In recent years, a number of states have implemented policies that have curtailed the abuse of “civil asset forfeiture” by law enforcement agencies. Nevada isn’t one of those states.
Instead, the rate at which Nevada authorities have exploited the practice has accelerated rapidly, according to the Nevada attorney general’s 2017 Forfeiture Report released this month.
Making matters worse, the state’s largest beneficiary of civil forfeiture — the Las Vegas Metropolitan Police Department — is using a legally dubious argument to keep the public in the dark when it comes to how, exactly, the department utilizes the practice.

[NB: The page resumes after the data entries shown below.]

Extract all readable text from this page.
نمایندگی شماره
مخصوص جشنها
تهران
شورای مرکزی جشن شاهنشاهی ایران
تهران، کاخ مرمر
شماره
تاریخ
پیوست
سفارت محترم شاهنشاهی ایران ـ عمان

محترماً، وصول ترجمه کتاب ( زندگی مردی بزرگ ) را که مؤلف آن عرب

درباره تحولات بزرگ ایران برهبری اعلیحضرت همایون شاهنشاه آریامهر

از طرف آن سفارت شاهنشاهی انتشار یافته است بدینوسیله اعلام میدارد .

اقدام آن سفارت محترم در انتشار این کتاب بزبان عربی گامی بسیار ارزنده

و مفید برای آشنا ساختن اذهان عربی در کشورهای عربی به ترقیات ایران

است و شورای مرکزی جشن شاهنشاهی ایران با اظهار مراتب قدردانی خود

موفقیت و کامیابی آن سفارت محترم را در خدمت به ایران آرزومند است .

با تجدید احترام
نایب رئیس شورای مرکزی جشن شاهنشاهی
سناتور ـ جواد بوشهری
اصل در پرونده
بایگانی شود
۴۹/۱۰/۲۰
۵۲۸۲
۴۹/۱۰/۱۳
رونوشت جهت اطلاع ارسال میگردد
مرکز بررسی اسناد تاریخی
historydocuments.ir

Given the due-process concerns related to forfeiture, Nevadans deserve better. Civil forfeiture refers to the law enforcement practice of seizing a person’s property based on the mere suspicion that such property was connected to criminal activity, regardless of whether criminal charges are ever filed against the owner. In forfeiture proceedings, individuals are required to spend their own time and money defending their seized property in court, with no presumption of innocence. It’s a system that completely upends the American notion of due process.
Moreover, because the seizing law enforcement agency is often permitted to keep all or a portion of the proceeds generated by the forfeited property, there is a perverse incentive for authorities to abuse the practice to bolster their budgets — a phenomenon commonly referred to as “policing for profit.”
It’s difficult to comprehend how such a seemingly anti-American practice can flourish, unchecked, in the supposed “Land of the Free” — yet the situation is only worsening in Nevada, and the public is being left in the dark as to why.
According to the AG’s recent report, the amount of forfeited property in Nevada totaled $3.7 million during fiscal 2017, a 12 percent year-over-year increase.
Interestingly, the report also provides renewed evidence that the value of forfeited property is oftentimes petty, thereby belying law enforcement’s justification for the use of civil forfeiture — namely, that the practice is crucial for the purpose of crippling major crime syndicates. The AG’s 2017 report documents multiple instances of forfeitures within Metro’s jurisdiction where the value of the property in question is less than $1 — hardly enough to bring any major criminal enterprise to its knees.
These instances suggest that local law enforcement is literally taking quarters out of the pockets of individuals through a practice that provides minimal due-process protection.
As multiple studies have documented, such forfeiture patterns often amount to legalized theft against the state’s poorest, who are disproportionately targeted by the practice.
Metro’s reluctance to be transparent about its forfeiture activities, however, makes things even worse. It has left the public no way to investigate the extent to which there might be abuse or mismanagement. In fact, the Nevada Policy Research Institute has been trying for months to ascertain the underlying fact patterns behind such petty cases, to no avail. Instead of providing the relevant records, Metro’s Office of Public Information has consistently denied the requests on the basis that “arrest reports are considered criminal history which cannot be disseminated to non-media.”
This response is peculiar, given that media outlets are no more entitled to public records than is the general public, nor are criminal history records specifically exempted from the purview of Nevada’s public-records law. Thus it appears that the department is unlawfully keeping these records from seeing the light of day — an especially troubling thought, given the perverse incentive civil forfeiture provides for abuse by authorities.
Ideally, state law should simply prohibit the practice of civil forfeiture — allowing only for criminal forfeiture in cases where illegal conduct has been proven and due process rights are protected for the property’s owners.
In the interim, however, Nevadans should at least demand transparency from our law enforcement agencies regarding the use of civil forfeiture. After all, without such transparency, it is virtually impossible to assure the public that our local law enforcement agencies are not, in fact, “policing for profit.”